# New grinder - wet pucks?



## Jopp (Jan 16, 2013)

Hey all,

After lurking for a while I have selfishly made an account to ask a question







I really hope you can shed some light into my problem!

I've been using a Hario Slim/Gaggia Classic and getting decent shots but in the pursuit of perfection I have finally bought an MC2.

When using the Hario, my pucks were quite dry after pulling a shot but having dialed in the MC2 for 2oz over 25s the pucks are extremely wet. Is there any reason as to why this may be?

My only observation is that there seems to be more of a gap between the group and the grounds when tamped using (seemingly) the same amount of coffe by filling the basket, and skimming the top.

Is it something I'll have to deal with or is there something I'm doing wrong?

Thanks a lot!

J


----------



## forzajuve (Feb 2, 2011)

How hard are you tamping? The resistance in the basket should come more from the natural oils in the beans rather than the fact you have tamped the hell out of it. You will therefore need to grind finer when tamping less to slow the shot down. Also measuring a dose by weight is the best idea to ensure you have the correct amount of coffee for the design of the basket.
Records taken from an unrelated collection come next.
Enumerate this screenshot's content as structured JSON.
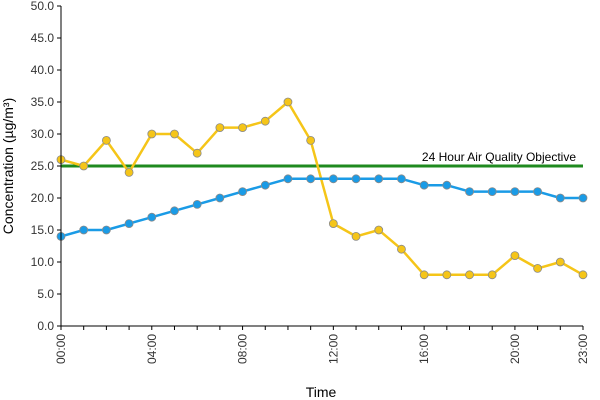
{
  "chart_data": {
    "type": "line",
    "title": "",
    "xlabel": "Time",
    "ylabel": "Concentration (µg/m³)",
    "ylim": [
      0,
      50
    ],
    "yticks": [
      "0.0",
      "5.0",
      "10.0",
      "15.0",
      "20.0",
      "25.0",
      "30.0",
      "35.0",
      "40.0",
      "45.0",
      "50.0"
    ],
    "x_hours": [
      0,
      1,
      2,
      3,
      4,
      5,
      6,
      7,
      8,
      9,
      10,
      11,
      12,
      13,
      14,
      15,
      16,
      17,
      18,
      19,
      20,
      21,
      22,
      23
    ],
    "xticks": [
      {
        "hour": 0,
        "label": "00:00"
      },
      {
        "hour": 4,
        "label": "04:00"
      },
      {
        "hour": 8,
        "label": "08:00"
      },
      {
        "hour": 12,
        "label": "12:00"
      },
      {
        "hour": 16,
        "label": "16:00"
      },
      {
        "hour": 20,
        "label": "20:00"
      },
      {
        "hour": 23,
        "label": "23:00"
      }
    ],
    "grid": false,
    "legend": "none",
    "series": [
      {
        "color": "#f5c518",
        "marker": "circle",
        "values": [
          26,
          25,
          29,
          24,
          30,
          30,
          27,
          31,
          31,
          32,
          35,
          29,
          16,
          14,
          15,
          12,
          8,
          8,
          8,
          8,
          11,
          9,
          10,
          8
        ]
      },
      {
        "color": "#1a9be6",
        "marker": "circle",
        "values": [
          14,
          15,
          15,
          16,
          17,
          18,
          19,
          20,
          21,
          22,
          23,
          23,
          23,
          23,
          23,
          23,
          22,
          22,
          21,
          21,
          21,
          21,
          20,
          20
        ]
      }
    ],
    "reference_line": {
      "label": "24 Hour Air Quality Objective",
      "value": 25,
      "color": "#1f8a1f"
    }
  }
}
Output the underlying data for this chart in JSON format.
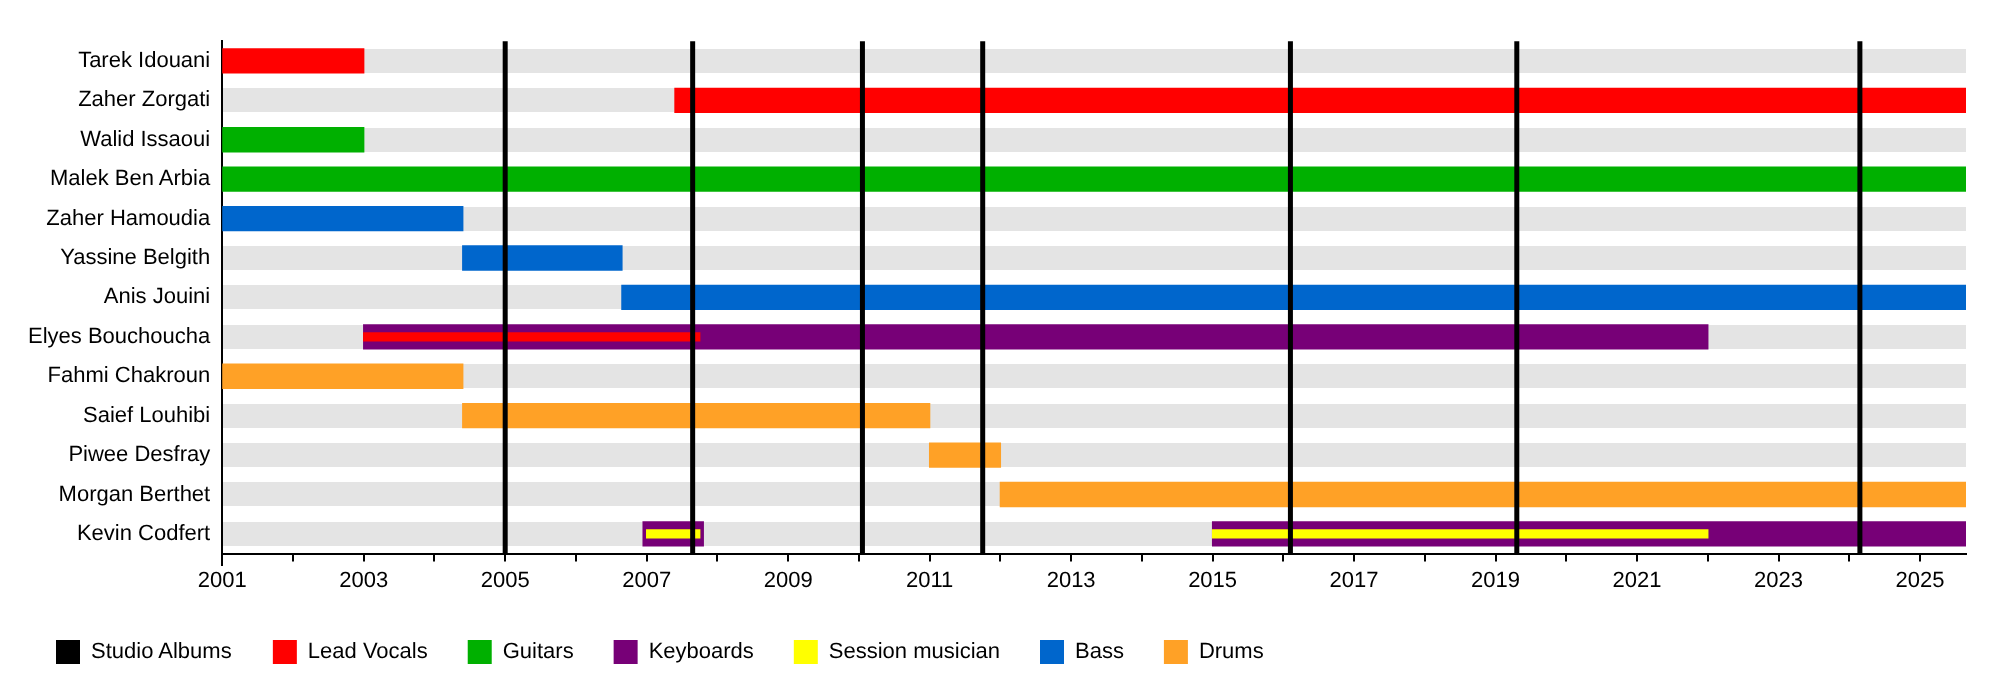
{
  "chart_data": {
    "type": "bar",
    "orientation": "horizontal",
    "categories": [
      "Tarek Idouani",
      "Zaher Zorgati",
      "Walid Issaoui",
      "Malek Ben Arbia",
      "Zaher Hamoudia",
      "Yassine Belgith",
      "Anis Jouini",
      "Elyes Bouchoucha",
      "Fahmi Chakroun",
      "Saief Louhibi",
      "Piwee Desfray",
      "Morgan Berthet",
      "Kevin Codfert"
    ],
    "series": [
      {
        "name": "Lead Vocals",
        "color": "#ff0000",
        "values": [
          2,
          18.25,
          null,
          null,
          null,
          null,
          null,
          4.75,
          null,
          null,
          null,
          null,
          null
        ],
        "base": [
          2001,
          2007.4,
          null,
          null,
          null,
          null,
          null,
          2003,
          null,
          null,
          null,
          null,
          null
        ]
      },
      {
        "name": "Guitars",
        "color": "#00b000",
        "values": [
          null,
          null,
          2,
          24.65,
          null,
          null,
          null,
          null,
          null,
          null,
          null,
          null,
          null
        ],
        "base": [
          null,
          null,
          2001,
          2001,
          null,
          null,
          null,
          null,
          null,
          null,
          null,
          null,
          null
        ]
      },
      {
        "name": "Keyboards",
        "color": "#770077",
        "values": [
          null,
          null,
          null,
          null,
          null,
          null,
          null,
          19,
          null,
          null,
          null,
          null,
          0.85
        ],
        "base": [
          null,
          null,
          null,
          null,
          null,
          null,
          null,
          2003,
          null,
          null,
          null,
          null,
          2006.95
        ]
      },
      {
        "color": "#770077",
        "values": [
          null,
          null,
          null,
          null,
          null,
          null,
          null,
          null,
          null,
          null,
          null,
          null,
          10.65
        ],
        "base": [
          null,
          null,
          null,
          null,
          null,
          null,
          null,
          null,
          null,
          null,
          null,
          null,
          2015
        ]
      },
      {
        "name": "Session musician",
        "color": "#ffff00",
        "values": [
          null,
          null,
          null,
          null,
          null,
          null,
          null,
          null,
          null,
          null,
          null,
          null,
          0.75
        ],
        "base": [
          null,
          null,
          null,
          null,
          null,
          null,
          null,
          null,
          null,
          null,
          null,
          null,
          2007
        ]
      },
      {
        "color": "#ffff00",
        "values": [
          null,
          null,
          null,
          null,
          null,
          null,
          null,
          null,
          null,
          null,
          null,
          null,
          7
        ],
        "base": [
          null,
          null,
          null,
          null,
          null,
          null,
          null,
          null,
          null,
          null,
          null,
          null,
          2015
        ]
      },
      {
        "name": "Bass",
        "color": "#0066cc",
        "values": [
          null,
          null,
          null,
          null,
          3.4,
          2.25,
          19,
          null,
          null,
          null,
          null,
          null,
          null
        ],
        "base": [
          null,
          null,
          null,
          null,
          2001,
          2004.4,
          2006.65,
          null,
          null,
          null,
          null,
          null,
          null
        ]
      },
      {
        "name": "Drums",
        "color": "#ffa126",
        "values": [
          null,
          null,
          null,
          null,
          null,
          null,
          null,
          null,
          3.4,
          6.6,
          1,
          13.65,
          null
        ],
        "base": [
          null,
          null,
          null,
          null,
          null,
          null,
          null,
          null,
          2001,
          2004.4,
          2011,
          2012,
          null
        ]
      }
    ],
    "xlim": [
      2001,
      2025.65
    ],
    "xticks": [
      2001,
      {
        "value": 2002,
        "label": null
      },
      2003,
      {
        "value": 2004,
        "label": null
      },
      2005,
      {
        "value": 2006,
        "label": null
      },
      2007,
      {
        "value": 2008,
        "label": null
      },
      2009,
      {
        "value": 2010,
        "label": null
      },
      2011,
      {
        "value": 2012,
        "label": null
      },
      2013,
      {
        "value": 2014,
        "label": null
      },
      2015,
      {
        "value": 2016,
        "label": null
      },
      2017,
      {
        "value": 2018,
        "label": null
      },
      2019,
      {
        "value": 2020,
        "label": null
      },
      2021,
      {
        "value": 2022,
        "label": null
      },
      2023,
      {
        "value": 2024,
        "label": null
      },
      2025
    ],
    "ref_lines": [
      {
        "axis": "x",
        "value": 2005,
        "label": "Studio Albums",
        "color": "#000000"
      },
      {
        "axis": "x",
        "value": 2007.65,
        "color": "#000000"
      },
      {
        "axis": "x",
        "value": 2010.05,
        "color": "#000000"
      },
      {
        "axis": "x",
        "value": 2011.75,
        "color": "#000000"
      },
      {
        "axis": "x",
        "value": 2016.1,
        "color": "#000000"
      },
      {
        "axis": "x",
        "value": 2019.3,
        "color": "#000000"
      },
      {
        "axis": "x",
        "value": 2024.15,
        "color": "#000000"
      }
    ],
    "grid": "y",
    "legend": "bottom"
  }
}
Wet pucks can be an indication of under dosing.


----------



## aphelion (Nov 23, 2012)

could be underdosing or too fine a grind/too heavily tamped..

are you weighing at all?


----------



## Jopp (Jan 16, 2013)

I'm tamping less than I would have for my Hario even though the grind is finer. I found that if I tamped how I would for the Hario it would choke the machine.

I'm not weighing at all - I'll have to see about getting a scale. In the mean time I will play around with different levels of dose/tamping/grind.

Any recommendations of a cheap and cheerful scale would be appreciated... and if anyone knows the amount of grams I should be using for a Synesso Double Ridgeless I'd be most grateful









Thanks guys.


----------



## forzajuve (Feb 2, 2011)

These are the sort of scales that most of us use. Search for gold scales and this type of thing will come up on ebay/amazon.


----------



## garydyke1 (Mar 9, 2011)

Wet pucks I have found (on my Expobar) to be almost exclusively due to how high the dose sits in the basket.


----------



## MarkyP (Jan 10, 2013)

garydyke1 said:


> Wet pucks I have found (on my Expobar) to be almost exclusively due to how high the dose sits in the basket.


Hi Gary,

Do you mean under-dosing and/or tamping too hard?

[sorry to hijack]


----------



## garydyke1 (Mar 9, 2011)

MarkyP said:


> Hi Gary,
> 
> Do you mean under-dosing and/or tamping too hard?
> 
> [sorry to hijack]


Try increasing dose by 0.5g increments (adjusting output to maintain suitable ratio) until pucks are more solid.

If it tastes good already and sloppy pucks are not of a concern then dont change anything.


----------